God promised to remove that serpent of old, Satan, the father of lies and anti-Semitism, through the Redeemer, who would come from ‘the seed’ of the woman. This is God’s first attention-grabbing clue: a woman would be the instrument of Messiah’s coming.

 

In the prophet Isaiah we read Messiah’s prophetic birth announcement, first given to King Ahaz when he refused to answer God and ask Him for a sign:

 

“Therefore the Lord Himself will give you a sign: Behold, a virgin will be with child and bear a son, and she will call His name Immanuel” (Isaiah 7:14).

 

Some say that the word ‘virgin’ is not an accurate translation of the Hebrew word here, almah.
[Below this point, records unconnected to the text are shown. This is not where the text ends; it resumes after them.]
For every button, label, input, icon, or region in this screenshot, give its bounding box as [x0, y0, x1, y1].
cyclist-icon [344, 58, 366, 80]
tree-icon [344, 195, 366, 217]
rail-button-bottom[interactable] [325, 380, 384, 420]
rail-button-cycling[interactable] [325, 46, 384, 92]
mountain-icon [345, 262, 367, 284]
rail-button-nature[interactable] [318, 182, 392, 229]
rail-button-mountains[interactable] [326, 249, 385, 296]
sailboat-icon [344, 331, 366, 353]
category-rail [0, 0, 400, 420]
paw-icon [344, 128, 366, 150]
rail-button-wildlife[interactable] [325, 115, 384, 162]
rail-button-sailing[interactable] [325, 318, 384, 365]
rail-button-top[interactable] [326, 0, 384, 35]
Yet in the Hebrew Scriptures, the word almah is used seven times (Gen. 24:43; Ex. 2:8; Prov. 30:18; Ps. 68:25; Song of Sol. 1:3; 6:8), each time speaking of young women who have not had sexual relations.

 

In the 2nd and 1st centuries BCE, the Hebrew Scriptures were translated into Greek for the first time. According to tradition, this was done by seventy rabbis (which accounts for the name of the translation: Septuagint, meaning “70.”) These rabbis translated almah as parthenos, or “virgin.” This was centuries before Messiah and thus objective, rightly used by the New Covenant (Matthew 1:23). There is no solid ground for thinking ‘virgin’ to be an inaccurate reading of the Isaiah text.

 

What’s in a Name?

But, why does the prophecy in Isaiah 7 say the Messiah’s name will be “Immanuel” rather than “Yeshua”? The Hebrew Scriptures tell us many times about the Messiah, each revealing Him by a different “name.” In Isaiah 9:5(6), His name is called “Wonderful Counselor, Mighty God, Eternal Father, Prince Of Peace.” In Jeremiah 23:6, He is called “the Lord our Righteousness.” In Isaiah 7:14 it is “Immanu El.” As opposed to a “given name,” each of these names describe some quality of God’s nature or character.

 

Immanu El (two words) simply means “God is with us.” God will neither leave us nor forsake us in our sins, for Messiah, the hope of the House of David, will come.

 

We have, by faith in Messiah, the eternal relationship with God which our lives desperately need. For in Messiah Yeshua, “God is with us!”

 

Isaiah told wicked King Ahaz that “if you will not believe you will not be established” (Isaiah 7:9). The same is true for each of us. Let us have faith in the God of Israel’s greatest miracle, Messiah, that we may be eternally established before Him.